For amusement, take a look at this: https://github.com/6pac/SlickGrid/pull/374 - the takeaway being To answer your other question... Yes, we have very large datasets with some reaching into the multiple billions. An internal user identified the bug when attempting to get the context menu on a row in the 5 billion range.

At some point we need to put together a matrix of which features work with each other.
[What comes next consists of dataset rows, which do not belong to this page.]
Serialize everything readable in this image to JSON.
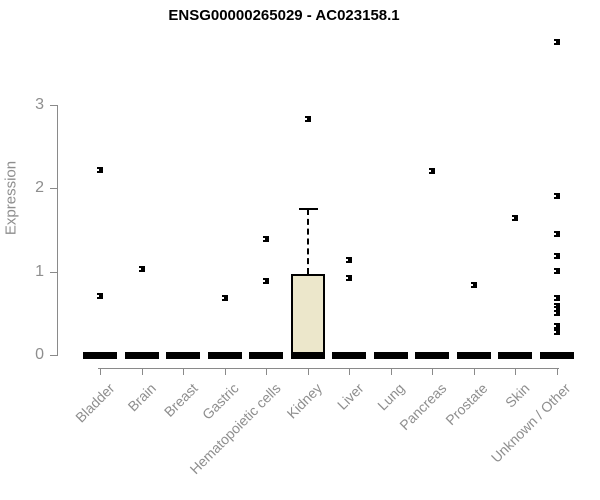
{
  "chart_data": {
    "type": "boxplot",
    "title": "ENSG00000265029 - AC023158.1",
    "ylabel": "Expression",
    "xlabel": "",
    "yticks": [
      0,
      1,
      2,
      3
    ],
    "ylim": [
      0,
      3.9
    ],
    "grid": false,
    "legend": "none",
    "categories": [
      "Bladder",
      "Brain",
      "Breast",
      "Gastric",
      "Hematopoietic cells",
      "Kidney",
      "Liver",
      "Lung",
      "Pancreas",
      "Prostate",
      "Skin",
      "Unknown / Other"
    ],
    "boxes": [
      {
        "category": "Bladder",
        "whisker_low": 0,
        "q1": 0,
        "median": 0,
        "q3": 0,
        "whisker_high": 0,
        "outliers": [
          2.22,
          0.71
        ]
      },
      {
        "category": "Brain",
        "whisker_low": 0,
        "q1": 0,
        "median": 0,
        "q3": 0,
        "whisker_high": 0,
        "outliers": [
          1.03
        ]
      },
      {
        "category": "Breast",
        "whisker_low": 0,
        "q1": 0,
        "median": 0,
        "q3": 0,
        "whisker_high": 0,
        "outliers": []
      },
      {
        "category": "Gastric",
        "whisker_low": 0,
        "q1": 0,
        "median": 0,
        "q3": 0,
        "whisker_high": 0,
        "outliers": [
          0.68
        ]
      },
      {
        "category": "Hematopoietic cells",
        "whisker_low": 0,
        "q1": 0,
        "median": 0,
        "q3": 0,
        "whisker_high": 0,
        "outliers": [
          1.39,
          0.89
        ]
      },
      {
        "category": "Kidney",
        "whisker_low": 0,
        "q1": 0,
        "median": 0,
        "q3": 0.97,
        "whisker_high": 1.75,
        "outliers": [
          2.83
        ]
      },
      {
        "category": "Liver",
        "whisker_low": 0,
        "q1": 0,
        "median": 0,
        "q3": 0,
        "whisker_high": 0,
        "outliers": [
          1.14,
          0.92
        ]
      },
      {
        "category": "Lung",
        "whisker_low": 0,
        "q1": 0,
        "median": 0,
        "q3": 0,
        "whisker_high": 0,
        "outliers": []
      },
      {
        "category": "Pancreas",
        "whisker_low": 0,
        "q1": 0,
        "median": 0,
        "q3": 0,
        "whisker_high": 0,
        "outliers": [
          2.21
        ]
      },
      {
        "category": "Prostate",
        "whisker_low": 0,
        "q1": 0,
        "median": 0,
        "q3": 0,
        "whisker_high": 0,
        "outliers": [
          0.84
        ]
      },
      {
        "category": "Skin",
        "whisker_low": 0,
        "q1": 0,
        "median": 0,
        "q3": 0,
        "whisker_high": 0,
        "outliers": [
          1.64
        ]
      },
      {
        "category": "Unknown / Other",
        "whisker_low": 0,
        "q1": 0,
        "median": 0,
        "q3": 0,
        "whisker_high": 0,
        "outliers": [
          3.76,
          1.91,
          1.45,
          1.19,
          1.01,
          0.68,
          0.59,
          0.55,
          0.5,
          0.35,
          0.28
        ]
      }
    ],
    "colors": {
      "box_fill": "#ece7cb",
      "box_border": "#000000",
      "median": "#000000",
      "whisker": "#000000",
      "outlier": "#000000",
      "axis": "#8a8a8a",
      "tick_label": "#8e8e8e",
      "title": "#000000",
      "background": "#ffffff"
    }
  }
}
One thing I haven't discussed with @ghiscoding yet, but have been meaning to, is the idea of creating a virtual canvas object. That is, a js object that hides all the split-canvas functionality and makes it look like the grid is dealing with the original single canvas.
This would firstly remove the code complexity associated with the multiple canvases, which is significant, but we could also control the actual number of canvases via an option. For example, if not using the freeze pane option, we could go with a single canvas. If we wanted frozen rows top and bottom and columns left and right, then nine canvases.

Then we could lock a rowspan feature like the OP is talking about to single-canvas mode.

This would be almost as much work as the original frozen panes feature, but I feel like it's probably the best long term road forwards. I haven't yet build a proof of concept to see if it's actually feasible, but I suspect it will be.